1 de maio de 2013

Poder Judiciário instala oito varas judiciais em São Luís

O Poder Judiciário do Maranhão instalou, nesta terça-feira (30), oito varas judiciais em São Luís. As novas unidades, que deverão funcionar no 6º andar do Fórum Desembargador Sarney Costa, no bairro do Calhau, vão contribuir para agilizar o julgamento da demanda pela Justiça de 1º grau da capital.

Foram implantadas a 10ª, 11ª, 12ª, 13ª, 14ª, 15ª e 16ª varas cíveis e a Vara de Interesses Difusos e Coletivos. Processos de natureza cível que derem entrada no Fórum nos próximos seis meses serão destinados a essas novas unidades. Questões relativas a improbidade administrativa, ambiental e urbanística serão distribuídas à Vara de Interesses Difusos e Coletivos.
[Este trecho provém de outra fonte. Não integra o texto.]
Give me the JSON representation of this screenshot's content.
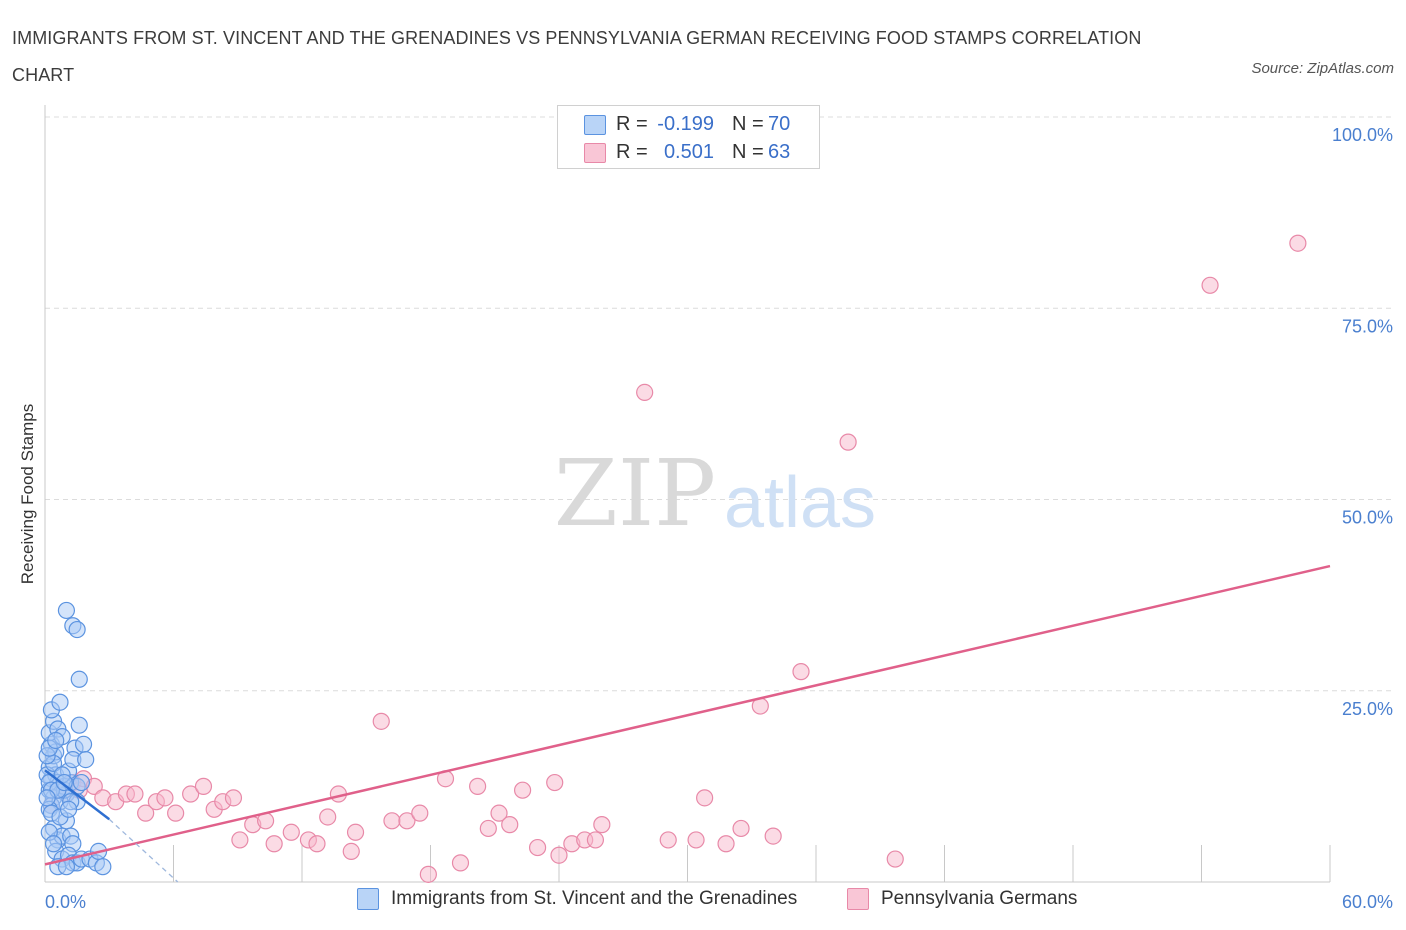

Na solenidade de instalação, no auditório do Fórum, o presidente do TJMA, desembargador Antonio Guerreiro Júnior, deu posse aos juízes já designados para responder pelas novas unidades judiciais. 

A juíza Sônia Amaral tomou posse na 10ª Vara Cível; o juiz Raimundo Ferreira Neto foi empossado na 11ª Vara Cível, o juiz Sebastião Bonfim assumiu a 12ª Vara Cível; a juíza Ariane Mendes foi titularizada na 13ª Vara Cível, e o juiz Nilo Ribeiro Filho, na 14ª Vara Cível. Ainda serão designados os juízes titulares da 15ª, 16ª e da Vara de Interesses Difusos e Coletivos.

Na ocasião, o presidente do TJMA anunciou a conclusão dos serviços de terraplenagem e o início das obras de construção do novo fórum da comarca de Imperatriz, em um mês. Também informou a aquisição de elevadores panorâmicos, com capacidade para 14 pessoas cada, para o Fórum de São Luís e a construção de sedes próprias para 17 juizados especiais na capital (em parceria com a prefeitura) e um em Santa Inês.

“O Fórum de Imperatriz será um dos mais modernos do país e os novos prédios dos juizados serão do tipo pré-moldados, com prazo de construção de 90 dias”, disse o presidente.

DEMANDA – Segundo levantamento feito pela direção do fórum, 49.162 processos tramitam junto às varas cíveis atualmente. No ano passado, essas varas julgaram 16.798 processos e somente este ano, 4.936 processos foram solucionados. Até essa data, a competência da Vara de Interesses Difusos e Coletivos era exercida pelas varas da Fazenda Pública da capital.

 “O aumento da complexidade das relações sociais impõe a adoção de medidas de cunho estrutural que viabilizem a solução célere e eficaz das lides”, declarou o diretor do Fórum de São Luís, Sebastião Bonfim.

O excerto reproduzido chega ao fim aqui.